13. Dry the Luer connection at the junction of the needle and catheter hubs with a sterile gauze sponge, and compress them together firmly. If desired, a drop of cyanoacrylate adhesive may be applied to the surfaces before forcing them together (Figure 15-4, I). This connection may also be bridged with a “sandwich” created by two strips of 1-inch white tape that cover the first “butterfly” strip of tape and extend from the suture site all the way to the injection cap (Figure 15-4, J).
14. Suture the tape “sandwich” to the skin at points on both sides of the catheter within 0.5 cm (0.2 inch) of the penetration site (Figure 15-4, K).
15. Cover the point of insertion with the antiseptic-treated gauze sponge.
16. Anchor the catheter with a strip of porous white tape. If a jugular vein is cannulated, firmly apply the tape to the base of the needle guard, and then wrap it in a manner that pulls the catheter in a dorsal direction on the ipsilateral side to help prevent the catheter from slipping ventrally later (Figure 15-4, L). The goal is to secure the catheter to the skin, not to wrap it on tightly.

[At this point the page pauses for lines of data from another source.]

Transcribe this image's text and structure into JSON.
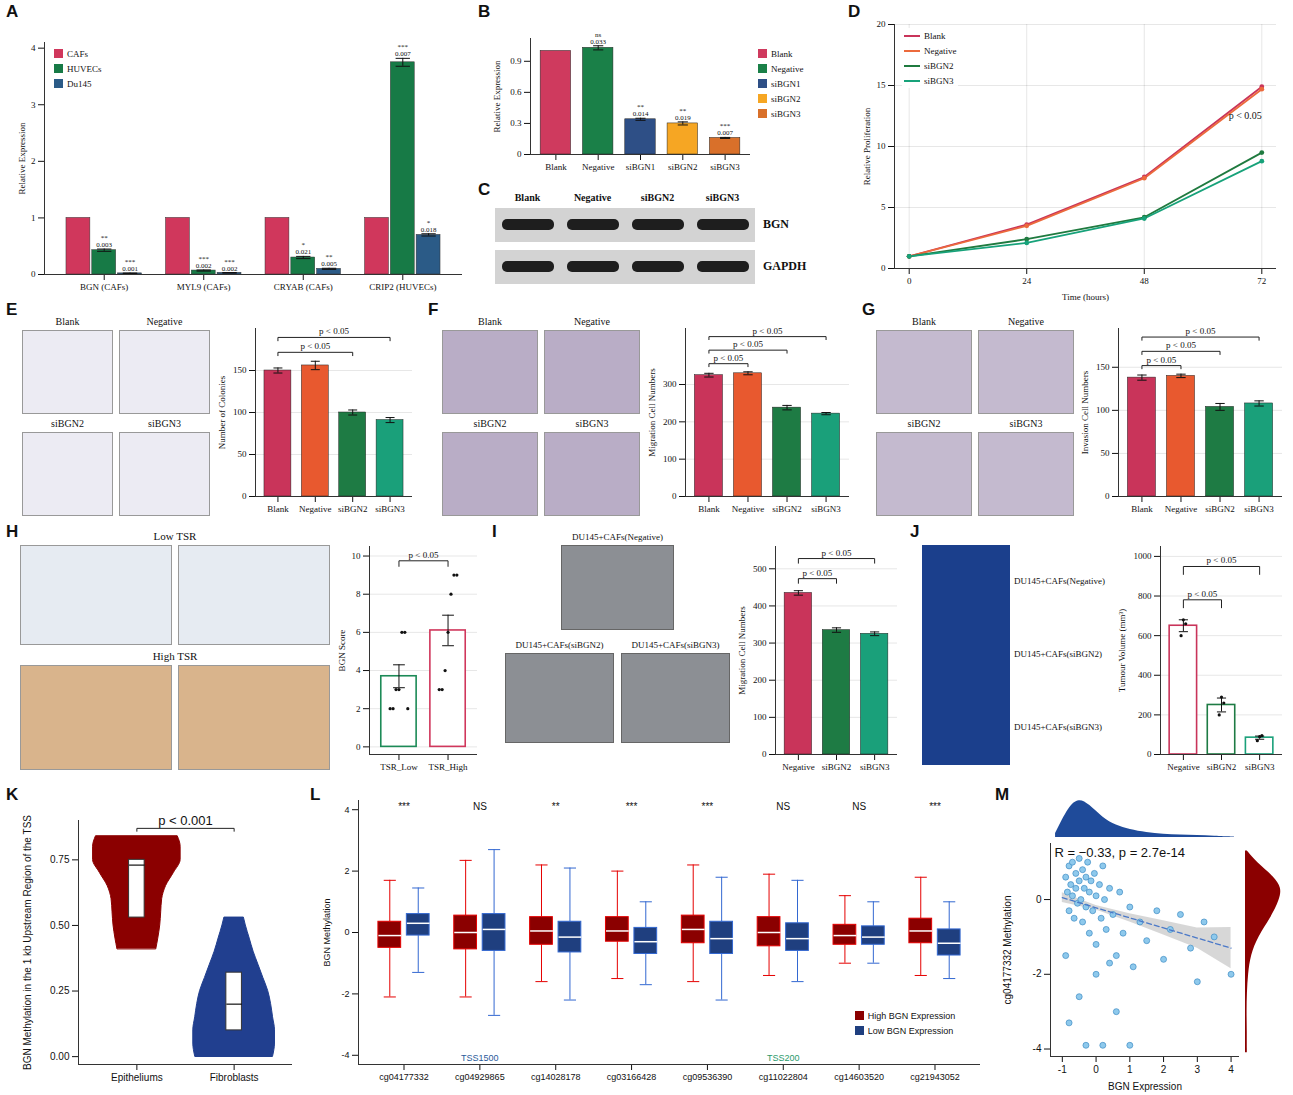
{
  "chart_data": [
    {
      "panel": "A",
      "type": "bar",
      "categories": [
        "BGN (CAFs)",
        "MYL9 (CAFs)",
        "CRYAB (CAFs)",
        "CRIP2 (HUVECs)"
      ],
      "series": [
        {
          "name": "CAFs",
          "color": "#d0375c",
          "values": [
            1,
            1,
            1,
            1
          ]
        },
        {
          "name": "HUVECs",
          "color": "#177a46",
          "values": [
            0.43,
            0.07,
            0.3,
            3.75
          ],
          "errors": [
            0.02,
            0.01,
            0.02,
            0.07
          ],
          "sig": [
            "**",
            "***",
            "*",
            "***"
          ],
          "p_values": [
            0.003,
            0.002,
            0.021,
            0.007
          ]
        },
        {
          "name": "Du145",
          "color": "#2b5b87",
          "values": [
            0.02,
            0.03,
            0.1,
            0.7
          ],
          "errors": [
            0.005,
            0.005,
            0.01,
            0.02
          ],
          "sig": [
            "***",
            "***",
            "**",
            "*"
          ],
          "p_values": [
            0.001,
            0.002,
            0.005,
            0.018
          ]
        }
      ],
      "ylabel": "Relative Expression",
      "ylim": [
        0,
        4.1
      ],
      "yticks": [
        0,
        1,
        2,
        3,
        4
      ],
      "legend": "top-left",
      "grid": false
    },
    {
      "panel": "B",
      "type": "bar",
      "categories": [
        "Blank",
        "Negative",
        "siBGN1",
        "siBGN2",
        "siBGN3"
      ],
      "values": [
        1,
        1.03,
        0.34,
        0.3,
        0.16
      ],
      "errors": [
        null,
        0.02,
        0.01,
        0.015,
        0.005
      ],
      "sig": [
        null,
        "ns",
        "**",
        "**",
        "***"
      ],
      "p_values": [
        null,
        0.033,
        0.014,
        0.019,
        0.007
      ],
      "colors": [
        "#cf3a5e",
        "#1a8048",
        "#2e4f86",
        "#f6a623",
        "#d9702a"
      ],
      "ylabel": "Relative Expression",
      "ylim": [
        0,
        1.12
      ],
      "yticks": [
        0,
        0.3,
        0.6,
        0.9
      ],
      "legend": "right",
      "grid": false
    },
    {
      "panel": "C",
      "type": "blot",
      "lanes": [
        "Blank",
        "Negative",
        "siBGN2",
        "siBGN3"
      ],
      "rows": [
        "BGN",
        "GAPDH"
      ]
    },
    {
      "panel": "D",
      "type": "line",
      "x": [
        0,
        24,
        48,
        72
      ],
      "series": [
        {
          "name": "Blank",
          "color": "#c9345a",
          "values": [
            1,
            3.6,
            7.5,
            14.9
          ]
        },
        {
          "name": "Negative",
          "color": "#ec6a3c",
          "values": [
            1,
            3.5,
            7.4,
            14.7
          ]
        },
        {
          "name": "siBGN2",
          "color": "#1f7a3f",
          "values": [
            1,
            2.4,
            4.2,
            9.5
          ]
        },
        {
          "name": "siBGN3",
          "color": "#17a27a",
          "values": [
            1,
            2.1,
            4.1,
            8.8
          ]
        }
      ],
      "xlabel": "Time (hours)",
      "ylabel": "Relative Proliferation",
      "xlim": [
        -3,
        75
      ],
      "xticks": [
        0,
        24,
        48,
        72
      ],
      "ylim": [
        0,
        20
      ],
      "yticks": [
        0,
        5,
        10,
        15,
        20
      ],
      "grid": true,
      "legend": "top-left",
      "marker": "circle",
      "annotations": [
        {
          "x": 72,
          "y": 12.5,
          "text": "p < 0.05"
        }
      ]
    },
    {
      "panel": "E",
      "type": "bar",
      "image_labels": [
        "Blank",
        "Negative",
        "siBGN2",
        "siBGN3"
      ],
      "categories": [
        "Blank",
        "Negative",
        "siBGN2",
        "siBGN3"
      ],
      "values": [
        150,
        156,
        100,
        91
      ],
      "errors": [
        3,
        5,
        3,
        3
      ],
      "colors": [
        "#c9345a",
        "#e8592f",
        "#1e7b44",
        "#1aa07a"
      ],
      "ylabel": "Number of Colonies",
      "ylim": [
        0,
        200
      ],
      "yticks": [
        0,
        50,
        100,
        150
      ],
      "grid": true,
      "brackets": [
        {
          "from": "Blank",
          "to": "siBGN2",
          "text": "p < 0.05"
        },
        {
          "from": "Blank",
          "to": "siBGN3",
          "text": "p < 0.05"
        }
      ]
    },
    {
      "panel": "F",
      "type": "bar",
      "image_labels": [
        "Blank",
        "Negative",
        "siBGN2",
        "siBGN3"
      ],
      "categories": [
        "Blank",
        "Negative",
        "siBGN2",
        "siBGN3"
      ],
      "values": [
        325,
        330,
        238,
        222
      ],
      "errors": [
        5,
        4,
        6,
        3
      ],
      "colors": [
        "#c9345a",
        "#e8592f",
        "#1e7b44",
        "#1aa07a"
      ],
      "ylabel": "Migration Cell Numbers",
      "ylim": [
        0,
        450
      ],
      "yticks": [
        0,
        100,
        200,
        300
      ],
      "grid": true,
      "brackets": [
        {
          "from": "Blank",
          "to": "Negative",
          "text": "p < 0.05"
        },
        {
          "from": "Blank",
          "to": "siBGN2",
          "text": "p < 0.05"
        },
        {
          "from": "Blank",
          "to": "siBGN3",
          "text": "p < 0.05"
        }
      ]
    },
    {
      "panel": "G",
      "type": "bar",
      "image_labels": [
        "Blank",
        "Negative",
        "siBGN2",
        "siBGN3"
      ],
      "categories": [
        "Blank",
        "Negative",
        "siBGN2",
        "siBGN3"
      ],
      "values": [
        138,
        140,
        104,
        108
      ],
      "errors": [
        3,
        2,
        4,
        3
      ],
      "colors": [
        "#c9345a",
        "#e8592f",
        "#1e7b44",
        "#1aa07a"
      ],
      "ylabel": "Invasion Cell Numbers",
      "ylim": [
        0,
        195
      ],
      "yticks": [
        0,
        50,
        100,
        150
      ],
      "grid": true,
      "brackets": [
        {
          "from": "Blank",
          "to": "Negative",
          "text": "p < 0.05"
        },
        {
          "from": "Blank",
          "to": "siBGN2",
          "text": "p < 0.05"
        },
        {
          "from": "Blank",
          "to": "siBGN3",
          "text": "p < 0.05"
        }
      ]
    },
    {
      "panel": "H",
      "type": "bar",
      "image_labels": [
        "Low TSR",
        "High TSR"
      ],
      "categories": [
        "TSR_Low",
        "TSR_High"
      ],
      "values": [
        3.7,
        6.1
      ],
      "errors": [
        0.6,
        0.8
      ],
      "points": [
        [
          2,
          2,
          3,
          3,
          6,
          6,
          2
        ],
        [
          3,
          3,
          4,
          6,
          8,
          9,
          9
        ]
      ],
      "colors": [
        "#1c8a57",
        "#d0375c"
      ],
      "ylabel": "BGN Score",
      "ylim": [
        -0.4,
        10.5
      ],
      "yticks": [
        0,
        2,
        4,
        6,
        8,
        10
      ],
      "grid": true,
      "brackets": [
        {
          "from": "TSR_Low",
          "to": "TSR_High",
          "text": "p < 0.05"
        }
      ]
    },
    {
      "panel": "I",
      "type": "bar",
      "image_labels": [
        "DU145+CAFs(Negative)",
        "DU145+CAFs(siBGN2)",
        "DU145+CAFs(siBGN3)"
      ],
      "categories": [
        "Negative",
        "siBGN2",
        "siBGN3"
      ],
      "values": [
        435,
        335,
        325
      ],
      "errors": [
        6,
        6,
        5
      ],
      "colors": [
        "#c9345a",
        "#1e7b44",
        "#1aa07a"
      ],
      "ylabel": "Migration Cell Numbers",
      "ylim": [
        0,
        560
      ],
      "yticks": [
        0,
        100,
        200,
        300,
        400,
        500
      ],
      "grid": true,
      "brackets": [
        {
          "from": "Negative",
          "to": "siBGN2",
          "text": "p < 0.05"
        },
        {
          "from": "Negative",
          "to": "siBGN3",
          "text": "p < 0.05"
        }
      ]
    },
    {
      "panel": "J",
      "type": "bar",
      "image_labels": [
        "DU145+CAFs(Negative)",
        "DU145+CAFs(siBGN2)",
        "DU145+CAFs(siBGN3)"
      ],
      "categories": [
        "Negative",
        "siBGN2",
        "siBGN3"
      ],
      "values": [
        650,
        250,
        85
      ],
      "errors": [
        30,
        35,
        8
      ],
      "points": [
        [
          600,
          680,
          660
        ],
        [
          200,
          290,
          260
        ],
        [
          70,
          90,
          95
        ]
      ],
      "colors": [
        "#c9345a",
        "#1e7b44",
        "#1aa07a"
      ],
      "ylabel": "Tumour Volume (mm³)",
      "ylim": [
        0,
        1050
      ],
      "yticks": [
        0,
        200,
        400,
        600,
        800,
        1000
      ],
      "grid": true,
      "brackets": [
        {
          "from": "Negative",
          "to": "siBGN2",
          "text": "p < 0.05"
        },
        {
          "from": "Negative",
          "to": "siBGN3",
          "text": "p < 0.05"
        }
      ]
    },
    {
      "panel": "K",
      "type": "violin",
      "categories": [
        "Epitheliums",
        "Fibroblasts"
      ],
      "colors": [
        "#8b0000",
        "#213f8f"
      ],
      "violins": [
        {
          "y": [
            0.41,
            0.45,
            0.5,
            0.55,
            0.6,
            0.65,
            0.7,
            0.75,
            0.8,
            0.84
          ],
          "half_width": [
            0.2,
            0.22,
            0.24,
            0.25,
            0.26,
            0.3,
            0.38,
            0.45,
            0.45,
            0.42
          ]
        },
        {
          "y": [
            0,
            0.05,
            0.1,
            0.15,
            0.2,
            0.25,
            0.3,
            0.35,
            0.4,
            0.45,
            0.5,
            0.53
          ],
          "half_width": [
            0.4,
            0.42,
            0.42,
            0.4,
            0.38,
            0.35,
            0.3,
            0.25,
            0.2,
            0.16,
            0.12,
            0.1
          ]
        }
      ],
      "box": [
        [
          0.53,
          0.73,
          0.75
        ],
        [
          0.1,
          0.2,
          0.32
        ]
      ],
      "ylabel": "BGN Methylation in the 1 kb Upstream Region of the TSS",
      "ylim": [
        -0.03,
        0.9
      ],
      "yticks": [
        {
          "value": 0,
          "label": "0.00"
        },
        {
          "value": 0.25,
          "label": "0.25"
        },
        {
          "value": 0.5,
          "label": "0.50"
        },
        {
          "value": 0.75,
          "label": "0.75"
        }
      ],
      "grid": false,
      "brackets": [
        {
          "from": "Epitheliums",
          "to": "Fibroblasts",
          "text": "p < 0.001"
        }
      ]
    },
    {
      "panel": "L",
      "type": "box",
      "categories": [
        "cg04177332",
        "cg04929865",
        "cg14028178",
        "cg03166428",
        "cg09536390",
        "cg11022804",
        "cg14603520",
        "cg21943052"
      ],
      "series": [
        {
          "name": "High BGN Expression",
          "color": "#8b0000",
          "boxes": [
            [
              -2.1,
              -0.5,
              -0.1,
              0.35,
              1.7
            ],
            [
              -2.1,
              -0.55,
              0,
              0.55,
              2.35
            ],
            [
              -1.6,
              -0.4,
              0.05,
              0.5,
              2.2
            ],
            [
              -1.5,
              -0.3,
              0.05,
              0.5,
              2.0
            ],
            [
              -1.6,
              -0.35,
              0.1,
              0.55,
              2.2
            ],
            [
              -1.4,
              -0.45,
              0,
              0.5,
              1.9
            ],
            [
              -1.0,
              -0.4,
              -0.1,
              0.25,
              1.2
            ],
            [
              -1.4,
              -0.35,
              0.05,
              0.45,
              1.8
            ]
          ]
        },
        {
          "name": "Low BGN Expression",
          "color": "#1f3f7f",
          "boxes": [
            [
              -1.3,
              -0.1,
              0.3,
              0.6,
              1.45
            ],
            [
              -2.7,
              -0.6,
              0.1,
              0.6,
              2.7
            ],
            [
              -2.2,
              -0.65,
              -0.15,
              0.35,
              2.1
            ],
            [
              -1.7,
              -0.7,
              -0.3,
              0.15,
              1.0
            ],
            [
              -2.2,
              -0.7,
              -0.2,
              0.35,
              1.8
            ],
            [
              -1.6,
              -0.6,
              -0.2,
              0.3,
              1.7
            ],
            [
              -1.0,
              -0.4,
              -0.15,
              0.2,
              1.0
            ],
            [
              -1.5,
              -0.75,
              -0.35,
              0.1,
              1.0
            ]
          ]
        }
      ],
      "sig": [
        "***",
        "NS",
        "**",
        "***",
        "***",
        "NS",
        "NS",
        "***"
      ],
      "annotations": [
        {
          "category": "cg04929865",
          "text": "TSS1500"
        },
        {
          "category": "cg11022804",
          "text": "TSS200"
        }
      ],
      "ylabel": "BGN Methylation",
      "ylim": [
        -4.3,
        4.3
      ],
      "yticks": [
        -4,
        -2,
        0,
        2,
        4
      ],
      "legend": "bottom-right",
      "grid": false
    },
    {
      "panel": "M",
      "type": "scatter",
      "color": "#8ec9ec",
      "marker": "circle",
      "points": {
        "x": [
          -0.9,
          -0.85,
          -0.8,
          -0.8,
          -0.75,
          -0.7,
          -0.7,
          -0.65,
          -0.6,
          -0.6,
          -0.55,
          -0.5,
          -0.5,
          -0.45,
          -0.4,
          -0.4,
          -0.35,
          -0.3,
          -0.3,
          -0.25,
          -0.2,
          -0.2,
          -0.15,
          -0.1,
          -0.05,
          0,
          0,
          0.1,
          0.15,
          0.2,
          0.25,
          0.3,
          0.4,
          0.5,
          0.6,
          0.7,
          0.8,
          1.0,
          1.1,
          1.3,
          1.5,
          1.8,
          2.0,
          2.2,
          2.5,
          2.8,
          3.0,
          3.2,
          3.5,
          4.0,
          -0.8,
          -0.3,
          0.2,
          0.6,
          1.0,
          -0.5,
          -0.9,
          0.0,
          0.4
        ],
        "y": [
          0.6,
          0.2,
          0.9,
          -0.3,
          0.4,
          1.0,
          0.1,
          -0.5,
          0.7,
          0.3,
          -0.1,
          0.5,
          1.1,
          0.0,
          0.8,
          -0.6,
          0.3,
          -0.2,
          0.6,
          1.0,
          0.2,
          -0.9,
          0.5,
          -0.3,
          0.7,
          0.1,
          -1.2,
          0.4,
          -0.5,
          0.9,
          0.0,
          -0.8,
          0.3,
          -0.4,
          -1.5,
          0.2,
          -0.9,
          -0.2,
          -1.8,
          -0.6,
          -1.1,
          -0.3,
          -1.6,
          -0.8,
          -0.4,
          -1.3,
          -2.2,
          -0.6,
          -1.0,
          -2.0,
          -3.3,
          -3.9,
          -3.9,
          -3.0,
          -3.9,
          -2.6,
          -1.5,
          -2.0,
          -1.7
        ]
      },
      "fit": {
        "x": [
          -1,
          0,
          1,
          2,
          3,
          4
        ],
        "y": [
          0.05,
          -0.22,
          -0.49,
          -0.76,
          -1.03,
          -1.3
        ],
        "lower": [
          -0.08,
          -0.28,
          -0.6,
          -0.95,
          -1.3,
          -1.85
        ],
        "upper": [
          0.18,
          -0.16,
          -0.38,
          -0.57,
          -0.76,
          -0.75
        ],
        "line_style": "dashed",
        "color": "#4a78c8"
      },
      "marginal_x": {
        "x": [
          -1.2,
          -0.8,
          -0.5,
          -0.2,
          0.2,
          0.6,
          1,
          1.5,
          2,
          2.5,
          3,
          3.5,
          4.1
        ],
        "density": [
          0.1,
          0.8,
          1,
          0.85,
          0.5,
          0.3,
          0.2,
          0.12,
          0.08,
          0.06,
          0.05,
          0.03,
          0.01
        ],
        "color": "#1f4b9a"
      },
      "marginal_y": {
        "y": [
          -4.1,
          -3.5,
          -3,
          -2.5,
          -2,
          -1.5,
          -1,
          -0.5,
          0,
          0.3,
          0.6,
          1,
          1.3
        ],
        "density": [
          0.05,
          0.05,
          0.04,
          0.05,
          0.08,
          0.15,
          0.35,
          0.7,
          0.95,
          1,
          0.8,
          0.3,
          0.05
        ],
        "color": "#8b0000"
      },
      "density_lim": [
        0,
        1.1
      ],
      "annotations": [
        {
          "text": "R = −0.33, p = 2.7e-14"
        }
      ],
      "xlabel": "BGN Expression",
      "ylabel": "cg04177332 Methylation",
      "xlim": [
        -1.35,
        4.25
      ],
      "xticks": [
        -1,
        0,
        1,
        2,
        3,
        4
      ],
      "ylim": [
        -4.2,
        1.5
      ],
      "yticks": [
        -4,
        -2,
        0
      ],
      "grid": false
    }
  ]
}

17. Apply layers of cast padding, stretch gauze, and elastic bandage material, wrapping up (dorsally) on the ipsilateral side in the case of a jugular vein catheter. While wrapping the catheter bandage, hold the limb or neck in a natural position (partially flexed limb or nose pointed down) to prevent binding (Figure 15-4, M-O).
18. If the catheter is intended to be positioned into the anterior vena cava or the intrathoracic portion of the caudal vena cava, a lateral thoracic radiograph should be obtained to confirm ideal location of the catheter tip.